Should we care about the Harvey Weinstein scandal?

My first response to that question is no.  I'm sick of it splattered all over the news and at least NPR doesn't put it at the top of their news.  (I spent 8 hours in the car driving to Macon Thursday and back Friday and that meant listening to a lot of radio). I'm sick of his ugly face and the ugly stories of misused power and money, that he ran off to Europe after being fired and is facing arrests for rape, that Hollywood types knew about it for years and made awkward, unfunny jokes about it, and that these same people are so hypocritical about what they tolerate and don't tolerate based on politics (which almost always in embedded in pro-life and supposed control of women over their bodies).

Not to blame the victims, because some were young and naive and misunderstood the sinful culture, and I have no doubt they are telling the truth, but . . . some of these women should have said "the heck with my making millions on my next movie, I'm speaking out." Some seems to be speaking out now that they are either older, more established, rich,  can't get parts because of fading beauty, or, as in Gwyneth Paltrow's case, have hacked everyone off with her own brand of self-righteousness.
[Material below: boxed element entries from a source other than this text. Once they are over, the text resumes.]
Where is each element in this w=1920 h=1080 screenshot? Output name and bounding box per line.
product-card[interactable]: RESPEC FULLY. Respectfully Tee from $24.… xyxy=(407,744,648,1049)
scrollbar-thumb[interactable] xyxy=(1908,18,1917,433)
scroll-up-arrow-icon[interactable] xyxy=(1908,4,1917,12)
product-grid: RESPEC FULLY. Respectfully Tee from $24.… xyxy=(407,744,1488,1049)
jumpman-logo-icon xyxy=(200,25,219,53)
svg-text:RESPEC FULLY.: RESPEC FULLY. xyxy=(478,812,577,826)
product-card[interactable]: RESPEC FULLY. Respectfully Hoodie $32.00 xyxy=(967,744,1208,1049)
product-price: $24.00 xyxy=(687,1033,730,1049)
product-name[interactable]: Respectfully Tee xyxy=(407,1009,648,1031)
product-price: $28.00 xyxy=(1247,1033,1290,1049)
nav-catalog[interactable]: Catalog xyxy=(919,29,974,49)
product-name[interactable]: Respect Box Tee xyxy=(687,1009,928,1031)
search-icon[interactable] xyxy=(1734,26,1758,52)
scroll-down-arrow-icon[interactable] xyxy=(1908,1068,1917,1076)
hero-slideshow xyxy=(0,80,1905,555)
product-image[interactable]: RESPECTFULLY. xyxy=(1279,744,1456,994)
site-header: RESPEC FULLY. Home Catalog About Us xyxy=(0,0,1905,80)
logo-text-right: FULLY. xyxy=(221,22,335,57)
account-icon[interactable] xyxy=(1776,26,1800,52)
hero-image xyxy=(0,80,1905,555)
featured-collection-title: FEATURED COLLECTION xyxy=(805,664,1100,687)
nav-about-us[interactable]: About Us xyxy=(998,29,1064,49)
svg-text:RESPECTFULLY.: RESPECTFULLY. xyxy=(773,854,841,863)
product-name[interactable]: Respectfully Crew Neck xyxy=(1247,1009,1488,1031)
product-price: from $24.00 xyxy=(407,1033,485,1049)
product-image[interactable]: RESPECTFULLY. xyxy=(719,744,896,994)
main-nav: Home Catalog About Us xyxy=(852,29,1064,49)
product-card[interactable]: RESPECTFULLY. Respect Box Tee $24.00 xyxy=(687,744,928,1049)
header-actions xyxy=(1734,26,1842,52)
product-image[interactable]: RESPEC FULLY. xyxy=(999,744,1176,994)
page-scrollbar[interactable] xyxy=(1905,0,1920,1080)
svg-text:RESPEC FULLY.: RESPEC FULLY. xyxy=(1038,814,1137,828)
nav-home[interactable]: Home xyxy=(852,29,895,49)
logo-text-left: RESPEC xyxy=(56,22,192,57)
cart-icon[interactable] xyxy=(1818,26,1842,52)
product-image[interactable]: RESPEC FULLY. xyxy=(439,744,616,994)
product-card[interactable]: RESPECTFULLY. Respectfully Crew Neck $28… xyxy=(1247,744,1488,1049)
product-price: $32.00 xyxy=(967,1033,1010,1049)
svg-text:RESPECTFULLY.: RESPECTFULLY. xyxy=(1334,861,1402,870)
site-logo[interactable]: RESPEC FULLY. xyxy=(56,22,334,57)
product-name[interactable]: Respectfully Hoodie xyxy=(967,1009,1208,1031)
There is no self-righteous like wealthy white liberal self-righteousness.  The Pharisees had nothing on these folks.  I also find it hard to feel sorry for a women who makes money posing in the nude or acting in the nude and who says she has been objectified by others.  We have a free society.  These women were not kidnapped at ten and sold into the sex trade.  They chose to go into the industry.  That is no excuse for Weinstein, who is twenty kinds of creepy.

All that said, I don't want to sound like I am                                                                                                                                                                                                                                                                                        blaming the victim, only wondering what took them so long, but I do think a part of us should care about this mess.  For one, we consume these films, and maybe we should recognize the pit from which they come.  Second, this kind of evil exists outside of Hollywood (just less funded and less beautiful) and I'm probably more concerned for the fast food worker trying to help her family stay together who is harassed or mistreated by a boss than a multi-millionaire actress.  Third, perhaps we can be more aware of all abuses of power, even those we feel and see every day.